Galli ha fermamente condannato quanto successo nel pomeriggio tra piazza Duomo e le altre vie di Milano dichiarando che "è chiaro a tutti che questo tipo di manifestazioni sono pericolose". Nel weekend, ha poi proseguito il virologo, "non ci sono state solo manifestazioni di una tifoseria, svolte con pericolosi assembramenti all'aperto.
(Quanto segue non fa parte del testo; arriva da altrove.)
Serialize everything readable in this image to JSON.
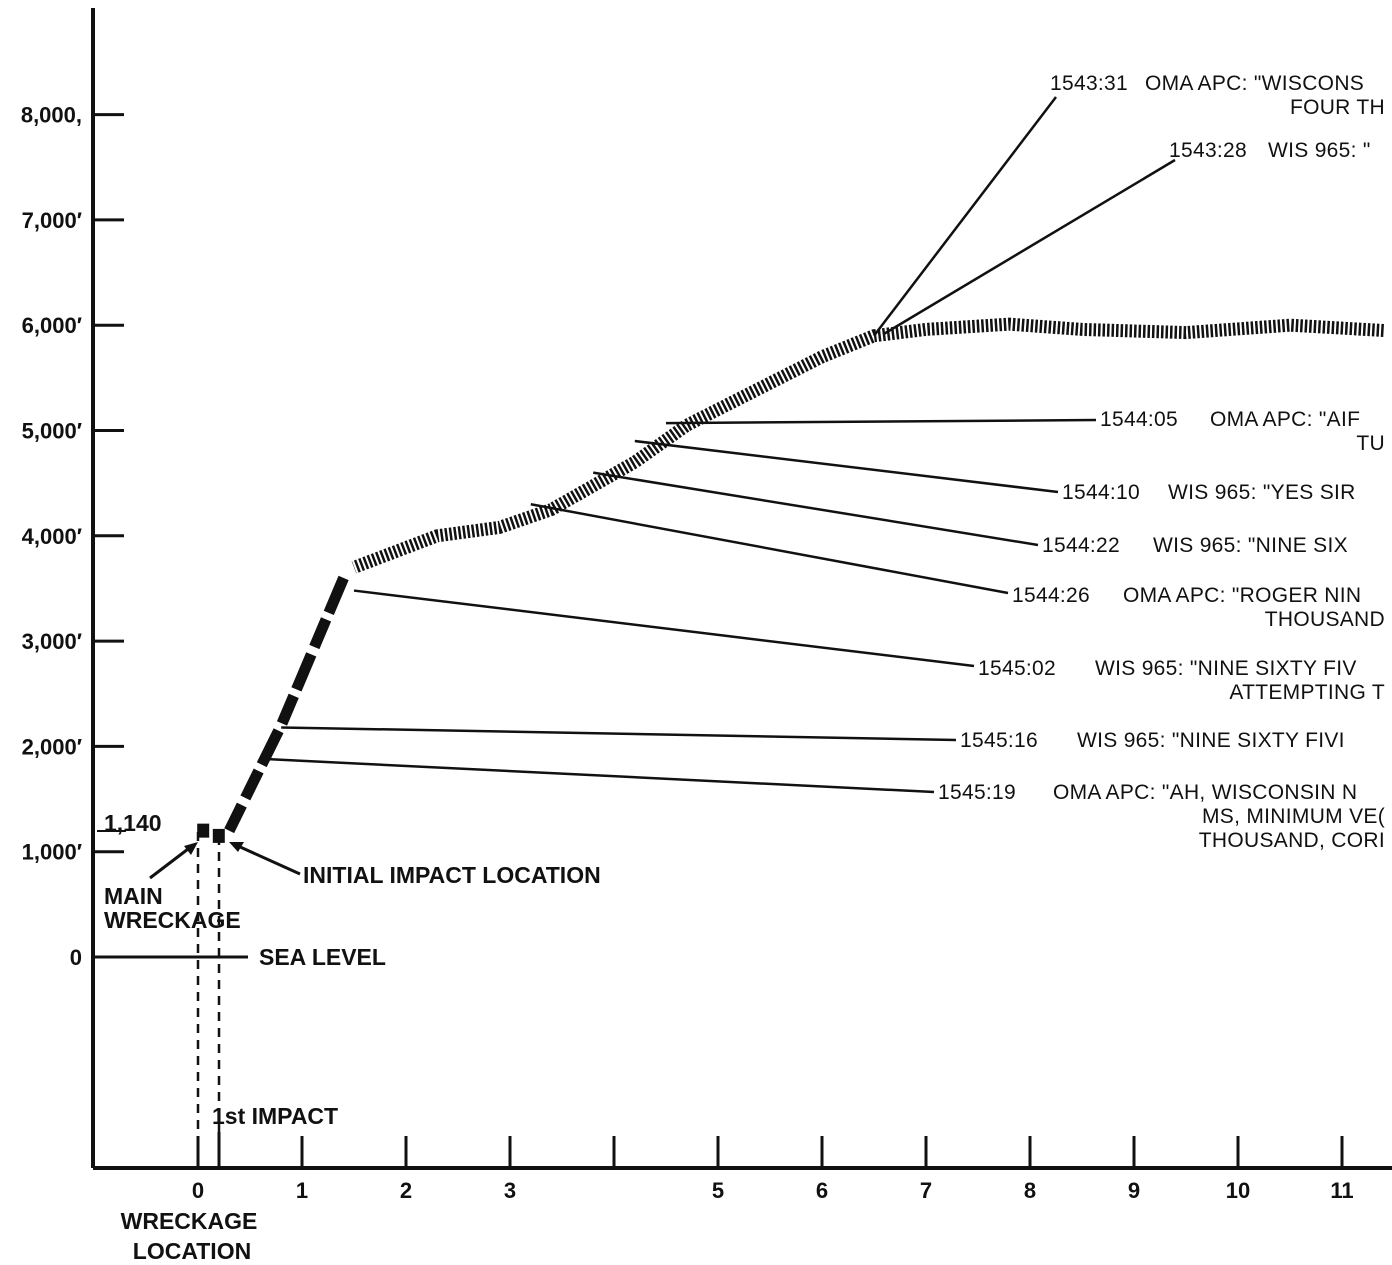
{
  "chart_data": {
    "type": "line",
    "title": "",
    "xlabel": "",
    "ylabel": "",
    "xlim": [
      -1,
      11.4
    ],
    "ylim": [
      -2000,
      9000
    ],
    "y_ticks": [
      {
        "value": 0,
        "label": "0"
      },
      {
        "value": 1000,
        "label": "1,000′"
      },
      {
        "value": 2000,
        "label": "2,000′"
      },
      {
        "value": 3000,
        "label": "3,000′"
      },
      {
        "value": 4000,
        "label": "4,000′"
      },
      {
        "value": 5000,
        "label": "5,000′"
      },
      {
        "value": 6000,
        "label": "6,000′"
      },
      {
        "value": 7000,
        "label": "7,000′"
      },
      {
        "value": 8000,
        "label": "8,000,"
      }
    ],
    "x_ticks": [
      {
        "value": 0,
        "label": "0"
      },
      {
        "value": 1,
        "label": "1"
      },
      {
        "value": 2,
        "label": "2"
      },
      {
        "value": 3,
        "label": "3"
      },
      {
        "value": 4,
        "label": ""
      },
      {
        "value": 5,
        "label": "5"
      },
      {
        "value": 6,
        "label": "6"
      },
      {
        "value": 7,
        "label": "7"
      },
      {
        "value": 8,
        "label": "8"
      },
      {
        "value": 9,
        "label": "9"
      },
      {
        "value": 10,
        "label": "10"
      },
      {
        "value": 11,
        "label": "11"
      }
    ],
    "flight_path_upper": [
      {
        "x": 11.4,
        "y": 5950
      },
      {
        "x": 10.5,
        "y": 6000
      },
      {
        "x": 9.5,
        "y": 5930
      },
      {
        "x": 8.5,
        "y": 5960
      },
      {
        "x": 7.8,
        "y": 6010
      },
      {
        "x": 7.0,
        "y": 5960
      },
      {
        "x": 6.5,
        "y": 5900
      },
      {
        "x": 6.0,
        "y": 5700
      },
      {
        "x": 5.4,
        "y": 5400
      },
      {
        "x": 4.7,
        "y": 5050
      },
      {
        "x": 4.2,
        "y": 4700
      },
      {
        "x": 3.4,
        "y": 4250
      },
      {
        "x": 2.9,
        "y": 4080
      },
      {
        "x": 2.3,
        "y": 4000
      },
      {
        "x": 1.5,
        "y": 3700
      }
    ],
    "flight_path_lower": [
      {
        "x": 1.4,
        "y": 3600
      },
      {
        "x": 0.8,
        "y": 2200
      },
      {
        "x": 0.3,
        "y": 1200
      }
    ],
    "impact_markers": [
      {
        "x": 0.05,
        "y": 1200
      },
      {
        "x": 0.2,
        "y": 1150
      }
    ],
    "annotations": [
      {
        "time": "1543:31",
        "lines": [
          "OMA APC: \"WISCONS",
          "FOUR TH"
        ],
        "at": {
          "x": 6.5,
          "y": 5900
        }
      },
      {
        "time": "1543:28",
        "lines": [
          "WIS 965: \""
        ],
        "at": {
          "x": 6.6,
          "y": 5920
        }
      },
      {
        "time": "1544:05",
        "lines": [
          "OMA APC: \"AIF",
          "TU"
        ],
        "at": {
          "x": 4.5,
          "y": 5070
        }
      },
      {
        "time": "1544:10",
        "lines": [
          "WIS 965: \"YES SIR"
        ],
        "at": {
          "x": 4.2,
          "y": 4900
        }
      },
      {
        "time": "1544:22",
        "lines": [
          "WIS 965: \"NINE SIX"
        ],
        "at": {
          "x": 3.8,
          "y": 4600
        }
      },
      {
        "time": "1544:26",
        "lines": [
          "OMA APC: \"ROGER NIN",
          "THOUSAND"
        ],
        "at": {
          "x": 3.2,
          "y": 4300
        }
      },
      {
        "time": "1545:02",
        "lines": [
          "WIS 965: \"NINE SIXTY FIV",
          "ATTEMPTING T"
        ],
        "at": {
          "x": 1.5,
          "y": 3480
        }
      },
      {
        "time": "1545:16",
        "lines": [
          "WIS 965: \"NINE SIXTY FIVI"
        ],
        "at": {
          "x": 0.8,
          "y": 2180
        }
      },
      {
        "time": "1545:19",
        "lines": [
          "OMA APC: \"AH, WISCONSIN N",
          "MS, MINIMUM VE(",
          "THOUSAND, CORI"
        ],
        "at": {
          "x": 0.65,
          "y": 1880
        }
      }
    ],
    "labels": {
      "altitude_1140": "1,140",
      "main_wreckage": [
        "MAIN",
        "WRECKAGE"
      ],
      "initial_impact": "INITIAL IMPACT LOCATION",
      "sea_level": "SEA LEVEL",
      "first_impact": "1st IMPACT",
      "wreckage_location": [
        "WRECKAGE",
        "LOCATION"
      ]
    },
    "grid": false,
    "legend": "none"
  }
}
Ma c'è stata la perdita di controllo delle minime misure: ieri gli assembramenti erano ovunque". Il focus del dottor Galli si è poi spostato al recente passato, quando "abbiamo visto l'anno scorso, durante i festeggiamenti quando è stato festeggiato un altro scudetto, in una situazione analoga a questa, nel senso che quando arriva un messaggio che può essere interpretato come ‘liberi tutti', le persone vanno oltre". Il direttore delle Malattie Infettive del Sacco ha poi tenuto a ribadire che "la pandemia non è risolta. Il vaccino potrà contribuire in modo sostanziale a ridimensionare il problema ma la tranquillità è ancora lontana".

 

Fontana: Assembramenti pericolosi e prevedibili

Dello stesso tenore anche le dichiarazioni del presidente della Regione Lombardia Attilio Fontana che ha affermato come gli assembramenti andati in scena ieri fossero "prevedibili e pericolosi", condannando a sua volta il comportamento tenuto dai tifosi nerazzurri, a cui è stato ribadito l'invito al rispetto delle misure di sicurezza. Il governatore lombardo si è poi augurato che "non aumentino i contagi, ma questo lo potremo dire tra due settimane", auspicando anche che "situazioni di questo genere non abbiamo determinato nessuna conseguenza e speriamo che in futuro si evitino ulteriori scene di questo genere perché onestamente rischiano di essere un po' pericolose". Nessun commento, invece, dal sindaco di Milano Beppe Sala.